All of this is a long-winded way of saying something that most of us instinctively realize: There are leaders for times of crisis and leaders for calmer times. You can hope to have the right one available at the right moment, but since crises are not predictable, there's no way to luck out every time.

And leaders who are natural crisis commanders can flounder unimpressively when there isn't anything very stirring available to do. That's true, of course, on stages much larger than the one New York mayors perform on.

Winston Churchill is Exhibit A on this subject. He was an unsuccessful and unpopular parliamentary leader in Britain during the 1920s and an embittered political outcast in the 1930s, but he was the savior of his country in World War II. In the summer of 1945, just as the war ended, British voters threw him out of office. That surprising result has often been pictured as an act of inexcusable ingratitude by an electorate that didn't appreciate what Churchill had done for them. It might also be argued, however, that the voters understood the situation perfectly well. They knew that Churchill was indispensable as a wartime leader. They weren't so sure whether he was the right man to manage the peace.

But voters don't often get the opportunity to orchestrate their cycles of leadership quite so purposefully. Most of the time, they choose leaders based more on the period they have just been through than on the one that may lie just ahead. And they create some seemingly awkward mismatches.

The United States found itself under the leadership of Harry Truman, a folksy, unprepossessing machine politician from Missouri as it concluded World War II, entered the nuclear era and slogged through three years of the Korean War. Then it chose a military man, Dwight Eisenhower, to preside over the most tranquil decade of the century.

For most of the 1990s, another period of calm and prosperity, we were led by the intense, impulsive Bill Clinton, a president with considerable powers of eloquence, drawn instinctively to excitement and action, eager to prove himself in crisis situations, and somewhat bored when they did not occur, which for most of his tenure they did not.
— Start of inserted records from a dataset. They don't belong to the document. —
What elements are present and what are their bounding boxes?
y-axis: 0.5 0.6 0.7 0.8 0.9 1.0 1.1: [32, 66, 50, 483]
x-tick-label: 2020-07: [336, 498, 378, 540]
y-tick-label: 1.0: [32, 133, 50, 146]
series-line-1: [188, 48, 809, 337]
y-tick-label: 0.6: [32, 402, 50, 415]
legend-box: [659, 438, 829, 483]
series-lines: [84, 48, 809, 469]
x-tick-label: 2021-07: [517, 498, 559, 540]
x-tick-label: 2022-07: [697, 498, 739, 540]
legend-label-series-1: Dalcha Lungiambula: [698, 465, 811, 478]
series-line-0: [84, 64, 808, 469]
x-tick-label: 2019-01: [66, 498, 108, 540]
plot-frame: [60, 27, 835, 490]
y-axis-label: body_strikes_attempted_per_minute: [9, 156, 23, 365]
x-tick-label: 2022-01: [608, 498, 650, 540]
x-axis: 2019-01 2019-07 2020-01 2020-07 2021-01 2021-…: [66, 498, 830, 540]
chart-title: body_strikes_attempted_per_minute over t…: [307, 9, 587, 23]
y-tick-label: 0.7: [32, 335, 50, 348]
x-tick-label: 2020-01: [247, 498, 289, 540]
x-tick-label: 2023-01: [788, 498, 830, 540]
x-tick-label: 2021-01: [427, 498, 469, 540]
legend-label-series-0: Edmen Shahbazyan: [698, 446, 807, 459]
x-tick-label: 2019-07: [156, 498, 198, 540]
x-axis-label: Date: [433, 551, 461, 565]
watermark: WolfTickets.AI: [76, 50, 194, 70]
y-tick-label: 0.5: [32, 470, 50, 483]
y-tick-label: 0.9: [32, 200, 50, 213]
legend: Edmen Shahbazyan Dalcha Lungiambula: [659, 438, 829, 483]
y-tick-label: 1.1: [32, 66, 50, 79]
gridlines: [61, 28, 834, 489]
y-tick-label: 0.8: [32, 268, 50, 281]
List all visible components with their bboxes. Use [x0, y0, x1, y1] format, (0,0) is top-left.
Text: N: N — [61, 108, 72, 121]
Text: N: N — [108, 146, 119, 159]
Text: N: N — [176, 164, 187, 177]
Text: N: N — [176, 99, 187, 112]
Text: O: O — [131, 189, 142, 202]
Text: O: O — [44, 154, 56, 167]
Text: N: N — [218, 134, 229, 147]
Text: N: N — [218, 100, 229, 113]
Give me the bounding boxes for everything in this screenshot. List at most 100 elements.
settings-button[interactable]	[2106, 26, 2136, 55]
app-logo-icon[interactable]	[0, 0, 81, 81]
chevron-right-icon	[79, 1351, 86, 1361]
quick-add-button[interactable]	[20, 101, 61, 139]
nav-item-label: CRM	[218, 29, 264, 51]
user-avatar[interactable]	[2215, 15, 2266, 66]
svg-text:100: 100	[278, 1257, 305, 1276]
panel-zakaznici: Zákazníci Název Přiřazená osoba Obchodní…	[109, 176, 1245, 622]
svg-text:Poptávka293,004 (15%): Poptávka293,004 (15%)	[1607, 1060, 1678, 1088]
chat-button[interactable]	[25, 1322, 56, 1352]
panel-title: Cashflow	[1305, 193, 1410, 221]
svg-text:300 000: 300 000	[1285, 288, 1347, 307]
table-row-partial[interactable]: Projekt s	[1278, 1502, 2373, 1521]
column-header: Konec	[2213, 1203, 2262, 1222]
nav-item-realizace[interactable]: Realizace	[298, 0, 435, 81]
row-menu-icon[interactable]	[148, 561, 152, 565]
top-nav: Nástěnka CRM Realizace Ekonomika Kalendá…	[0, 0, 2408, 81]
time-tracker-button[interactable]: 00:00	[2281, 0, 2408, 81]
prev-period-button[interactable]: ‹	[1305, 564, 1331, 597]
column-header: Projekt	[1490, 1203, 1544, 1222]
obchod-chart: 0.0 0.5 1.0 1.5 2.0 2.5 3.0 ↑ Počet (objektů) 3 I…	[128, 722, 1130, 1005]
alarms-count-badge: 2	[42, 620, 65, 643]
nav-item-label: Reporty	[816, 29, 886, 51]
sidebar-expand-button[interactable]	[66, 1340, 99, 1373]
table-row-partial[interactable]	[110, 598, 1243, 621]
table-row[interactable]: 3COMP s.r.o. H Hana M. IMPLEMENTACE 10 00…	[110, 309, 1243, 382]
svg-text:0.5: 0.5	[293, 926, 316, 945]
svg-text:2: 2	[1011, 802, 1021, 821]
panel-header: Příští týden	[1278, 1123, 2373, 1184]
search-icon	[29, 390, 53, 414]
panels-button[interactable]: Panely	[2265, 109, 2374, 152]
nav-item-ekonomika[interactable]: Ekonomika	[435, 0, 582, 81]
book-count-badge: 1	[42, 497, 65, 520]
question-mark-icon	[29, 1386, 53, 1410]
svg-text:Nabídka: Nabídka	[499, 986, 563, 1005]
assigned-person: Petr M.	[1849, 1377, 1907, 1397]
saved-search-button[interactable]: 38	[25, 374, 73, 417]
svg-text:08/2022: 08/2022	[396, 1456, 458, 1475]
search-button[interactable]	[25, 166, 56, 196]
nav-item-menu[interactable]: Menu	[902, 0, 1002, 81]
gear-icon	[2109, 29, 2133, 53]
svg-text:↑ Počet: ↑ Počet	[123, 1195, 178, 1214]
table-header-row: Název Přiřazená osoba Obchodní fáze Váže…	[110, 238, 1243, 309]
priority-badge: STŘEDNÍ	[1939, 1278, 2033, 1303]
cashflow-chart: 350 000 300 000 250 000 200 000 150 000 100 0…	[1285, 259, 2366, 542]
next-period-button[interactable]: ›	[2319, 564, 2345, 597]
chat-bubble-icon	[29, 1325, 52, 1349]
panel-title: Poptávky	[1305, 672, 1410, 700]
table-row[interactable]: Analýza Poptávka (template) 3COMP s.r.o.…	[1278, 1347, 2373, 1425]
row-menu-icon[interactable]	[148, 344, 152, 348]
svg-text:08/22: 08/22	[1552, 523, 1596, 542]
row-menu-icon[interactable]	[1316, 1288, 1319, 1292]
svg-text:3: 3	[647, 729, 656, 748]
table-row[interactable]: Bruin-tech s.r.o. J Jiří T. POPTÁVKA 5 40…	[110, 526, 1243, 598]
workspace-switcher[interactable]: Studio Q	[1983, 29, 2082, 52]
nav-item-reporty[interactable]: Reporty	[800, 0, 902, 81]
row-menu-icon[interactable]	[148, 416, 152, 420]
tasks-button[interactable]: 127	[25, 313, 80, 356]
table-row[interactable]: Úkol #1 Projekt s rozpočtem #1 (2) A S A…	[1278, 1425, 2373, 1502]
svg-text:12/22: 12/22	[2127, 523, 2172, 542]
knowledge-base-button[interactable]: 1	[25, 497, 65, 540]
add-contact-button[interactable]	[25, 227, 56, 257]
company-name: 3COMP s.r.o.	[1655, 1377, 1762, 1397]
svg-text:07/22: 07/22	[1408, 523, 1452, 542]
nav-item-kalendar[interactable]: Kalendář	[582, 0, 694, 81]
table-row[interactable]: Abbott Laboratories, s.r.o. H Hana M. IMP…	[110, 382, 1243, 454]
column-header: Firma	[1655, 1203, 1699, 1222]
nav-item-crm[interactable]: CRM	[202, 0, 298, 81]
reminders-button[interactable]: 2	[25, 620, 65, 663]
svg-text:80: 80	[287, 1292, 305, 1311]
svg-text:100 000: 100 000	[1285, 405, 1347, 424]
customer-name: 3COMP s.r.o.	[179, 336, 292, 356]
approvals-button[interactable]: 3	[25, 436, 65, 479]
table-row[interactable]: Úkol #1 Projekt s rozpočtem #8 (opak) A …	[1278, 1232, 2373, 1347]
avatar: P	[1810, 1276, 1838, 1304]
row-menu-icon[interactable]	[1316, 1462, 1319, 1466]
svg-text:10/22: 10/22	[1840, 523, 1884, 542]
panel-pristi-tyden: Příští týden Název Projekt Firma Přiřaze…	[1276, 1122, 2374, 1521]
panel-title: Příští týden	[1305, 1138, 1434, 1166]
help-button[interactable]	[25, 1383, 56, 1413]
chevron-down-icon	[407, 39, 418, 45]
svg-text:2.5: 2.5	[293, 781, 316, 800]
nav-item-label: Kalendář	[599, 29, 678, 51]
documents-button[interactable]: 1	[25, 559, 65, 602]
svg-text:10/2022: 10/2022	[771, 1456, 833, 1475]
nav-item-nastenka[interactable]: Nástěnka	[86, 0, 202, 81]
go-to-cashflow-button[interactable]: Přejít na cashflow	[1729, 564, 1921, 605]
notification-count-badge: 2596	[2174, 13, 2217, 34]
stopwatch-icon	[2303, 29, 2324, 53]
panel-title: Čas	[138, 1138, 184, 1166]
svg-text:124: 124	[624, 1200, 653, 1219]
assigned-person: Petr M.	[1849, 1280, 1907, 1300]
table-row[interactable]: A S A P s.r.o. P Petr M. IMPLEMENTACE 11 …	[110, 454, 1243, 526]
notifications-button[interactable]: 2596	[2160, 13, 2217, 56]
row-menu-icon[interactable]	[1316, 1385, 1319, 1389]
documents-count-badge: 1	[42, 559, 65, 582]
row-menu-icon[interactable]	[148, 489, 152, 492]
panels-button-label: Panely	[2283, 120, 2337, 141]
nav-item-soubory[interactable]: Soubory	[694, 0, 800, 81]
Now we are governed by a friendly, easy-going president, passive by nature, not too ambitious and not very articulate, seemingly suited far better to peace and prosperity than to war and crisis.

If these are mismatches, they are nobody's fault. The best one can say about them is that they often work out surprisingly well. A half- century after the fact, Truman is judged to have been a capable leader both in war and in peace. And Eisenhower has come to symbolize benign, fatherly stewardship in an era of bland contentment. George W. Bush may turn out to be an effective leader in a time of crisis, even though few could have visualized him in such a role a year ago.

For much of his mayoralty in New York, Rudy Giuliani seemed a little miscast himself, so eager to lead the city in crises that he practically created them through his own belligerence where they would not have occurred otherwise. Then, however, a real crisis occurred, and he was the right leader in the right place at the right time. He will be remembered more for that than for anything else he has done during two terms in power.